A nation on hold wants to talk to a leader

“He kept shouting, ‘The governor said we no longer had to wear masks,'” Mr O’Brien said. The woman’s response – that they were still required in places with a certain number of workers – only made him more angry.

Eventually the owner arrived and “told the customer never to return,” said Mr. O’Brien.

It’s not just your imagination; behavior is really worse. In a survey of 1,000 American adults during the pandemic, 48 percent of adults and 55 percent of workers said that by November 2020, they had expected politeness in America to improve after the election.

By August, expectations for improvement had dropped to 30 percent overall and 37 percent among workers. Overall, only 39 percent of respondents said they believed the tone of the United States was civil. The survey also showed that people who did not have to work with customers were happier than those who did.

“There’s a growing delta between office workers and those who interact with consumers,” said Micho Spring, president of Global Corporate Communications Strategy at Weber Shandwick, who helped conduct the study.

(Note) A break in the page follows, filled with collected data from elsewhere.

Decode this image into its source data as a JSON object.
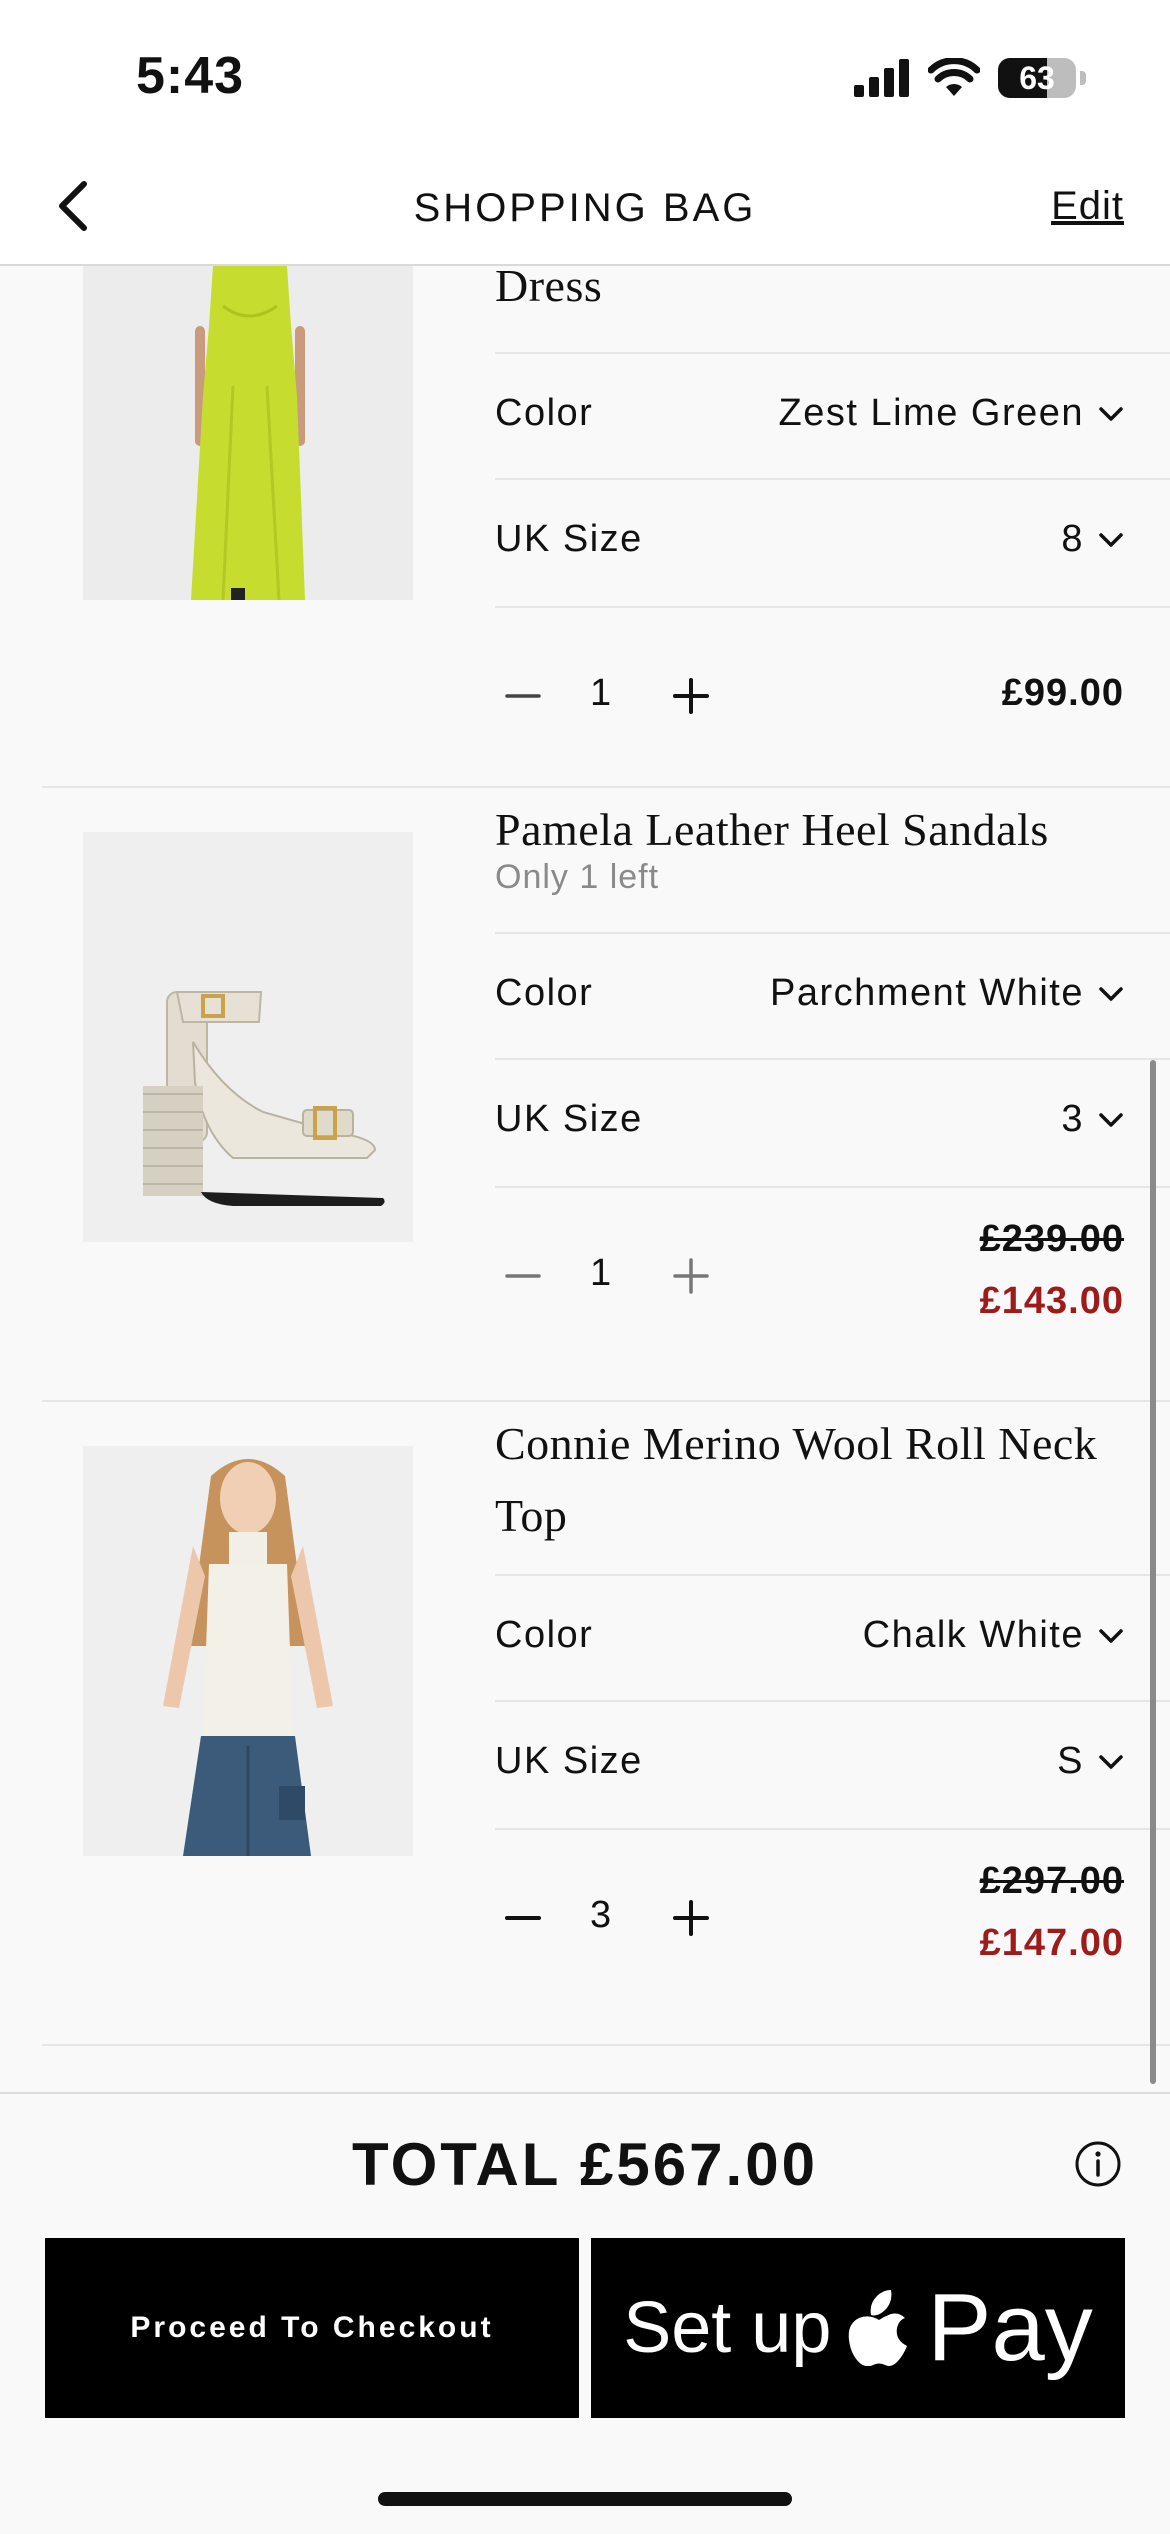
{
  "status_bar": {
    "time": "5:43",
    "battery": "63",
    "battery_level": 0.63
  },
  "header": {
    "title": "SHOPPING BAG",
    "edit": "Edit"
  },
  "items": [
    {
      "name": "Dress",
      "image_icon": "lime-slip-dress",
      "color_label": "Color",
      "color_value": "Zest Lime Green",
      "size_label": "UK Size",
      "size_value": "8",
      "quantity": "1",
      "price": "£99.00"
    },
    {
      "name": "Pamela Leather Heel Sandals",
      "stock": "Only 1 left",
      "image_icon": "white-heel-sandal",
      "color_label": "Color",
      "color_value": "Parchment White",
      "size_label": "UK Size",
      "size_value": "3",
      "quantity": "1",
      "original_price": "£239.00",
      "sale_price": "£143.00"
    },
    {
      "name": "Connie Merino Wool Roll Neck Top",
      "image_icon": "white-roll-neck-top",
      "color_label": "Color",
      "color_value": "Chalk White",
      "size_label": "UK Size",
      "size_value": "S",
      "quantity": "3",
      "original_price": "£297.00",
      "sale_price": "£147.00"
    }
  ],
  "footer": {
    "total": "TOTAL £567.00",
    "checkout": "Proceed To Checkout",
    "applepay_setup": "Set up",
    "applepay_pay": "Pay"
  },
  "colors": {
    "sale": "#9e1b1b",
    "button": "#000000",
    "background": "#f9f9f9"
  }
}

At the same time, many consumers are rightly outraged at what they consider to be poor service at companies that run a large part of their business online – retailers, cable operators, car rental companies and the like – and it seems almost cheerfully interested in preventing customers from talking to real people.

“The pandemic has allowed many companies to reduce their focus on the quality of the experience they provide to the customer,” said Jon Picoult, founder of Watermark Consulting, a customer service consulting firm.

In part, the problem is the disruption between expectation and reality, said Melissa Swift, U.S. transformation manager at consulting firm Mercer. Before the pandemic, she said, consumers had been seduced into the idea of ​​the “frictionless economy” – the notion that you could have what you wanted the moment you wanted it.